His skepticism came in part from the data on which the scientists based their study. The challenges of observing animals in the wild may mean that same-sex behavior in some species goes overlooked. “It will be much easier to observe whether the behavior occurs if individuals are on open ground and active during daytime,” Dr. Lukas said.

Marlene Zuk, an evolutionary biologist at the University of Minnesota who was not involved in the study, commended the researchers for focusing their study on mammals alone, rather than the entire animal kingdom. “We’re trying to steer way from one explanation to rule them all,” she said.

In April, Dr. Zuk and Jon Richardson, a postdoctoral researcher in her lab, put forward a different explanation for same-sex behavior based on an experiment on crickets. They showed that male crickets will sometimes produce courtship songs and try to mate with other males and with juveniles.

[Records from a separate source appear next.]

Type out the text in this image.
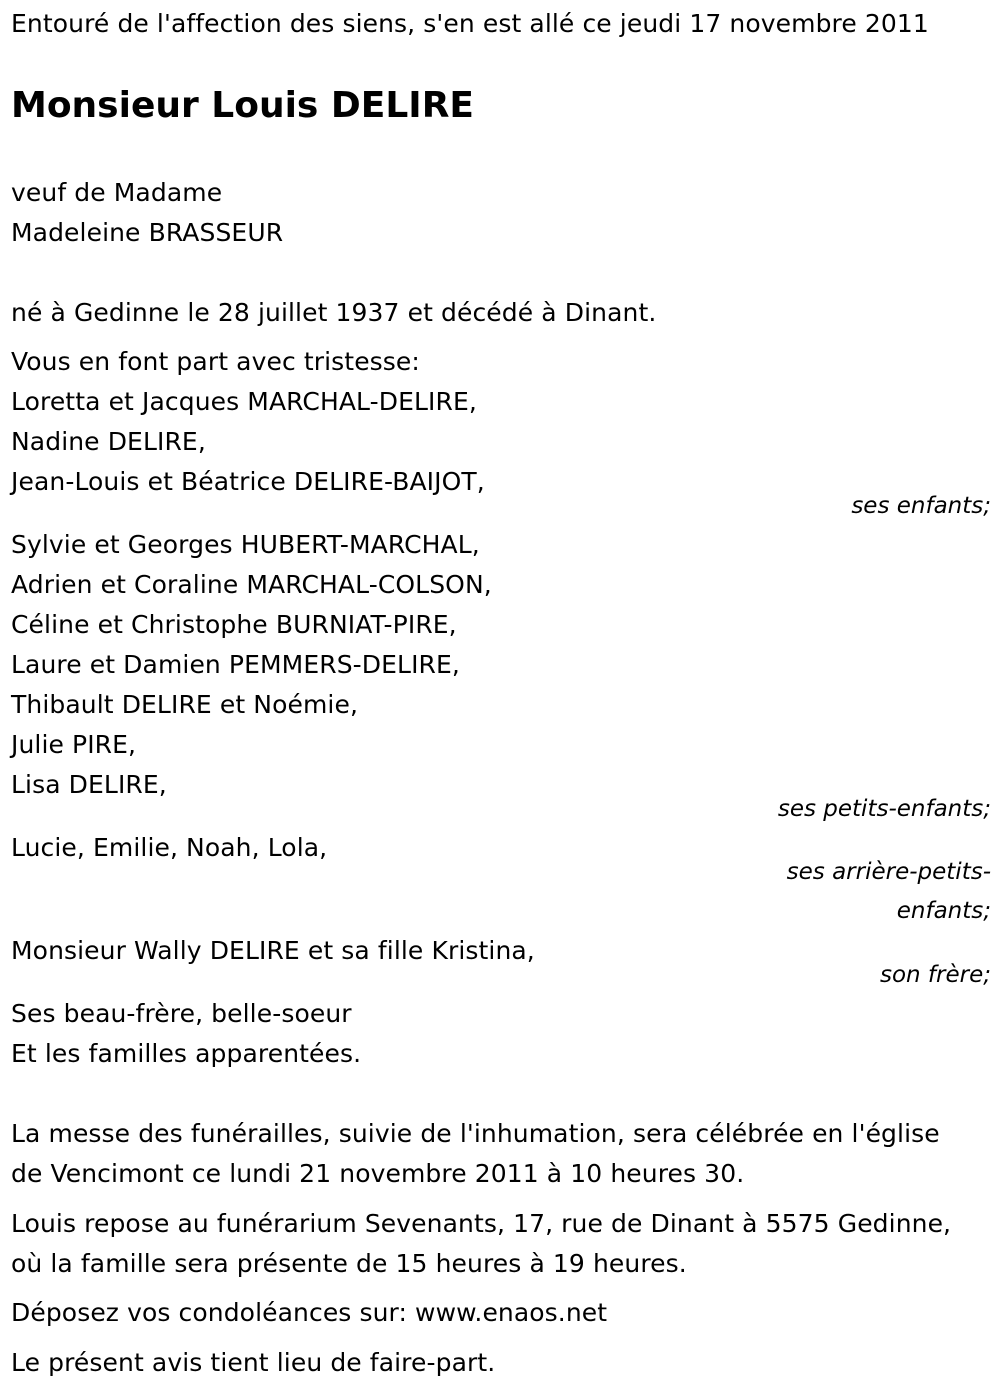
Entouré de l'affection des siens, s'en est allé ce jeudi 17 novembre 2011
Monsieur Louis DELIRE
veuf de Madame
Madeleine BRASSEUR
né à Gedinne le 28 juillet 1937 et décédé à Dinant.
Vous en font part avec tristesse:
Loretta et Jacques MARCHAL-DELIRE,
Nadine DELIRE,
Jean-Louis et Béatrice DELIRE-BAIJOT,
ses enfants;
Sylvie et Georges HUBERT-MARCHAL,
Adrien et Coraline MARCHAL-COLSON,
Céline et Christophe BURNIAT-PIRE,
Laure et Damien PEMMERS-DELIRE,
Thibault DELIRE et Noémie,
Julie PIRE,
Lisa DELIRE,
ses petits-enfants;
Lucie, Emilie, Noah, Lola,
ses arrière-petits-
enfants;
Monsieur Wally DELIRE et sa fille Kristina,
son frère;
Ses beau-frère, belle-soeur
Et les familles apparentées.
La messe des funérailles, suivie de l'inhumation, sera célébrée en l'église
de Vencimont ce lundi 21 novembre 2011 à 10 heures 30.
Louis repose au funérarium Sevenants, 17, rue de Dinant à 5575 Gedinne,
où la famille sera présente de 15 heures à 19 heures.
Déposez vos condoléances sur: www.enaos.net
Le présent avis tient lieu de faire-part.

Since the crickets don’t live in social groups, that can’t explain the behavior Dr. Zuk and Dr. Richardson documented. Instead, crickets and perhaps many other species may engage in same-sex sexual behavior as part of a strategy to take advantage of as many opportunities to mate as possible.

Dr. Zuk likened the strategy to a smoke detector. “You want a smoke detector that is sensitive enough to detect all fires,” she said. “And if it does that, occasionally it’s going to go off when you burn your toast.”